His stomach had long been empty but if there had been anything in it then Czevak was sure that he would have brought it up on the deck. His centre of gravity seemed to flip and his surroundings assumed a fresh terror. He was no longer in the dank catechorium of an Ordo Hereticus Black Ship.
The unsmiling Inquisitorial serfs were gone and in their place were droves of misshapen cultists, dressed in gaudy robes and afflicted with warped limbs and horrific mutations. They manned consoles and stations on a colossal, labyrinthine bridge, waiting in attendance on larger figures on the huge command deck who were all finished in cobalt and gold.
The vessel interior had a flowing architecture with features and equipment rolling fluidly into one another, as though dissolved by some unnatural force that seemed to hang in the crackling air. Even the gigantic viewports appeared melted into irregularity and revealed the dusty, red surface of Etiamnum III gently spinning below them. The Hexenguard were no longer hulking figures in blessed plate but Traitor Space Marines in ancient power armour, helmeted Thousand Sons in blistering azure, clutching bolters and waiting obediently for orders. The only armoured figures without helmets were the cloaked sorcerers who acted like lieutenants on the bridge, their unhealthy features glowing with dark power and minds in constant congress with the warp.
Chief among these was an androgynous tyrant standing where Sister Archangela Voightdecker had been. With the traitor Space Marinesand sorcerers standing about him, Czevak could only reason that he had never been an Ordo Hereticus prisoner aboard the Divine Thunder at all. His present predicament was far worse than that.
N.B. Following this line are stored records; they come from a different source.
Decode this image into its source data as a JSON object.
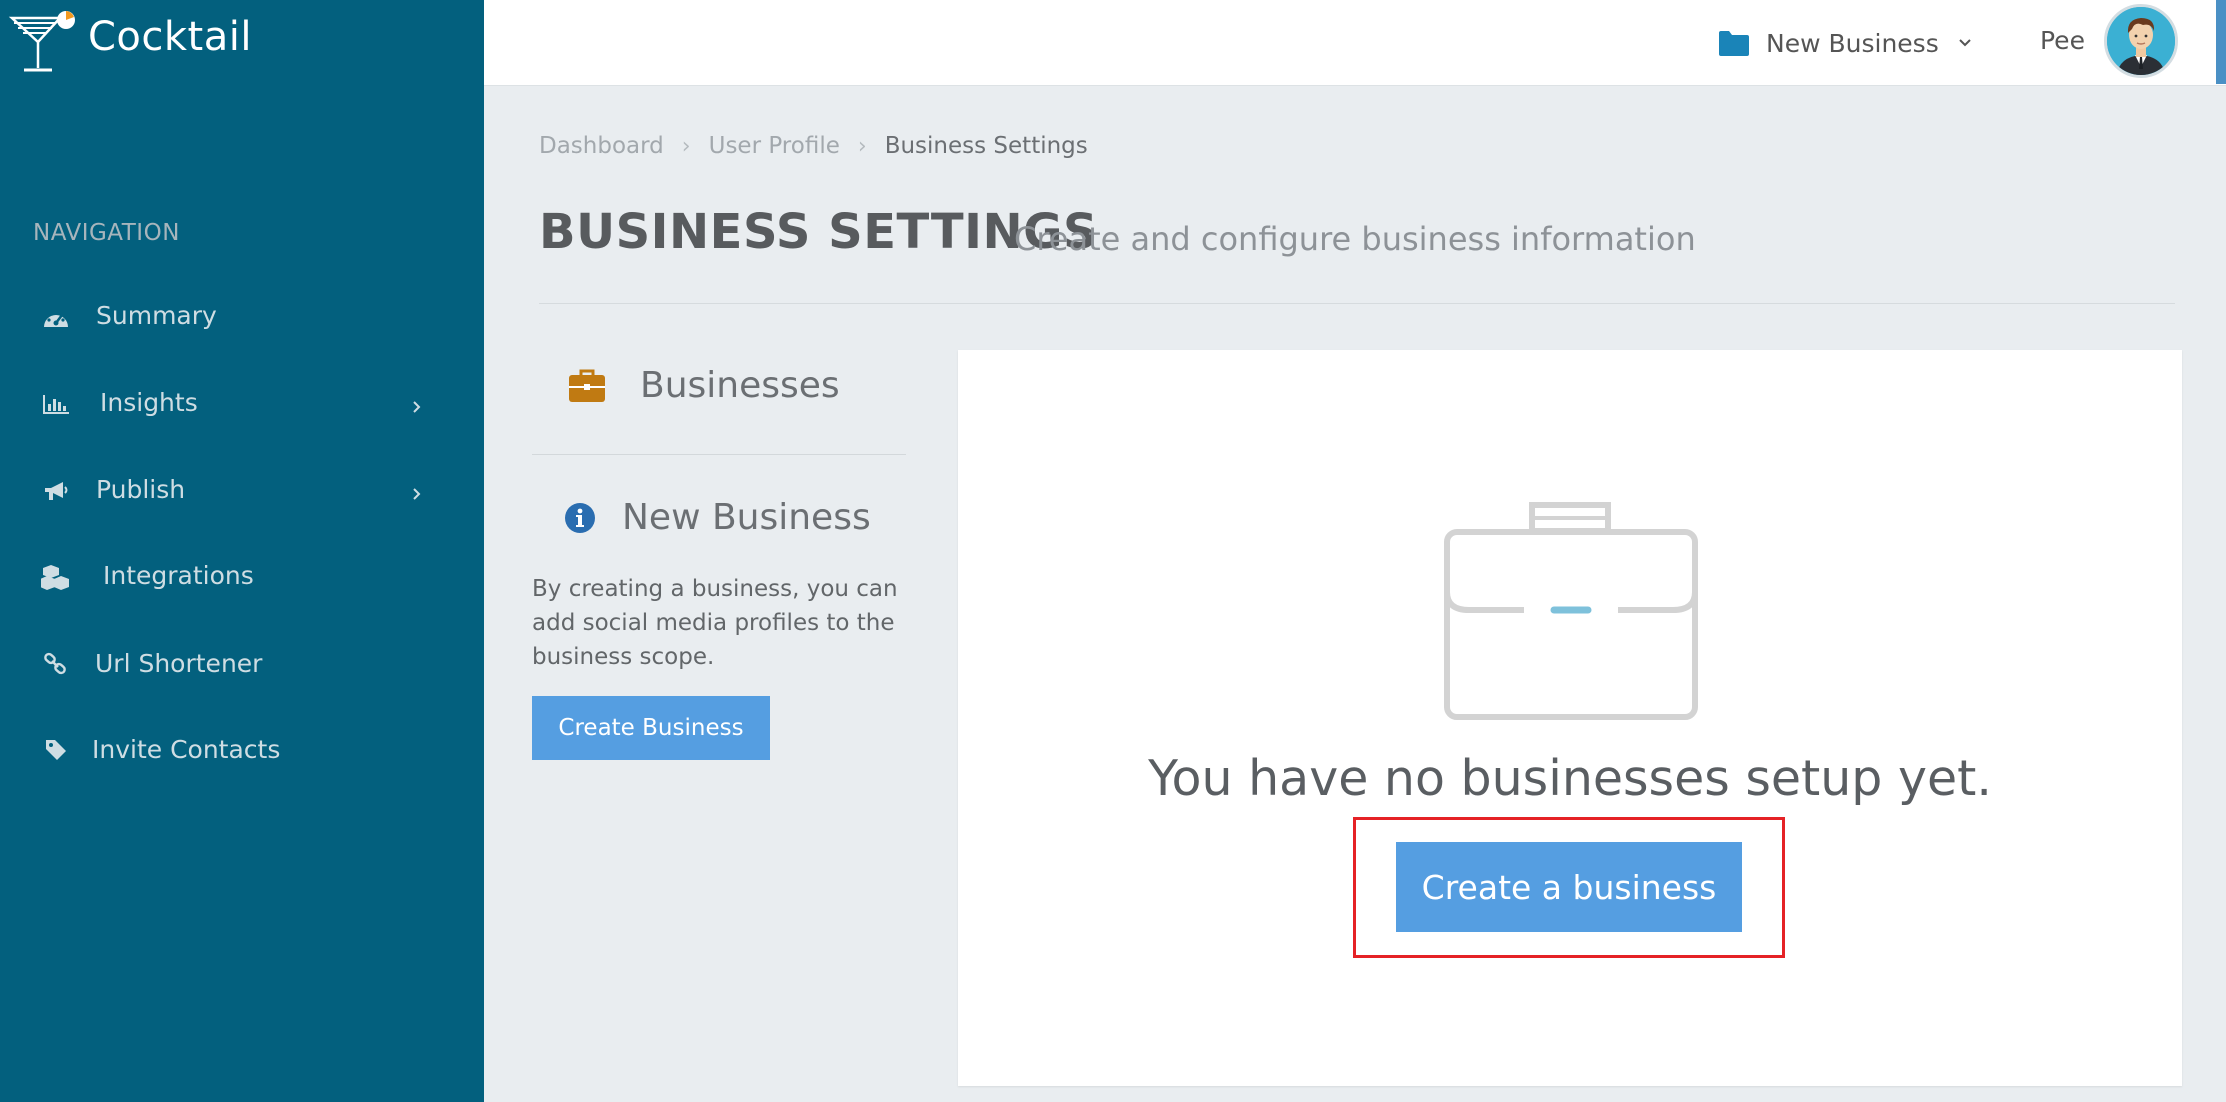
{
  "brand": {
    "name": "Cocktail"
  },
  "sidebar": {
    "heading": "NAVIGATION",
    "items": [
      {
        "label": "Summary",
        "icon": "dashboard-icon",
        "has_submenu": false
      },
      {
        "label": "Insights",
        "icon": "bar-chart-icon",
        "has_submenu": true
      },
      {
        "label": "Publish",
        "icon": "megaphone-icon",
        "has_submenu": true
      },
      {
        "label": "Integrations",
        "icon": "cubes-icon",
        "has_submenu": false
      },
      {
        "label": "Url Shortener",
        "icon": "link-icon",
        "has_submenu": false
      },
      {
        "label": "Invite Contacts",
        "icon": "tag-icon",
        "has_submenu": false
      }
    ]
  },
  "topbar": {
    "business_selector": "New Business",
    "user_name": "Pee"
  },
  "breadcrumb": [
    "Dashboard",
    "User Profile",
    "Business Settings"
  ],
  "page": {
    "title": "BUSINESS SETTINGS",
    "subtitle": "Create and configure business information"
  },
  "left_panel": {
    "businesses_label": "Businesses",
    "new_business_label": "New Business",
    "description": "By creating a business, you can add social media profiles to the business scope.",
    "create_button": "Create Business"
  },
  "empty_state": {
    "message": "You have no businesses setup yet.",
    "cta_button": "Create a business"
  },
  "colors": {
    "sidebar_bg": "#03607e",
    "button_blue": "#559ee1",
    "highlight_red": "#e52226",
    "briefcase_orange": "#c07a12"
  }
}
His prison was in fact a Chaos Marine battle-barge belonging to the Thousand Sons traitor legion, masked through the duration of his confinement using Tzeentchian illusory magic.
'Yes,' Xarchos hissed his insistence.
'Bolt pistol jammed and exploded,' Czevak gagged. 'Thought I was dead.'
'Another?'
'Mind is sharp,' Czevak said, 'but lived beyond my years. I am a tired soul waiting in a cadaver's body.'
'You have repugnance for this body?'
'Long time…'
'And repugnance for yourself,' Xarchos insisted. 'For you have not the courage to take your life, hoping that another may do it for you. The infamous Bronislaw Czevak – who fears no one – but himself.'
'Yes,' Czevak coughed, spitting blood and phlegm.
'One more,' Xarchos said. 'A deep disgrace.'
'I ache for a girl I cannot have,' Czevak admitted, tears streaming down the sides of his battered face. The androgynous giant savoured Czevak's cruel honesties.
'You think to tell me what I will and will not do, apprentice?'
'I live to serve you. But you are not yourself, my master,' Korban Xarchos told him, his face now remaining that of the androgynous giant.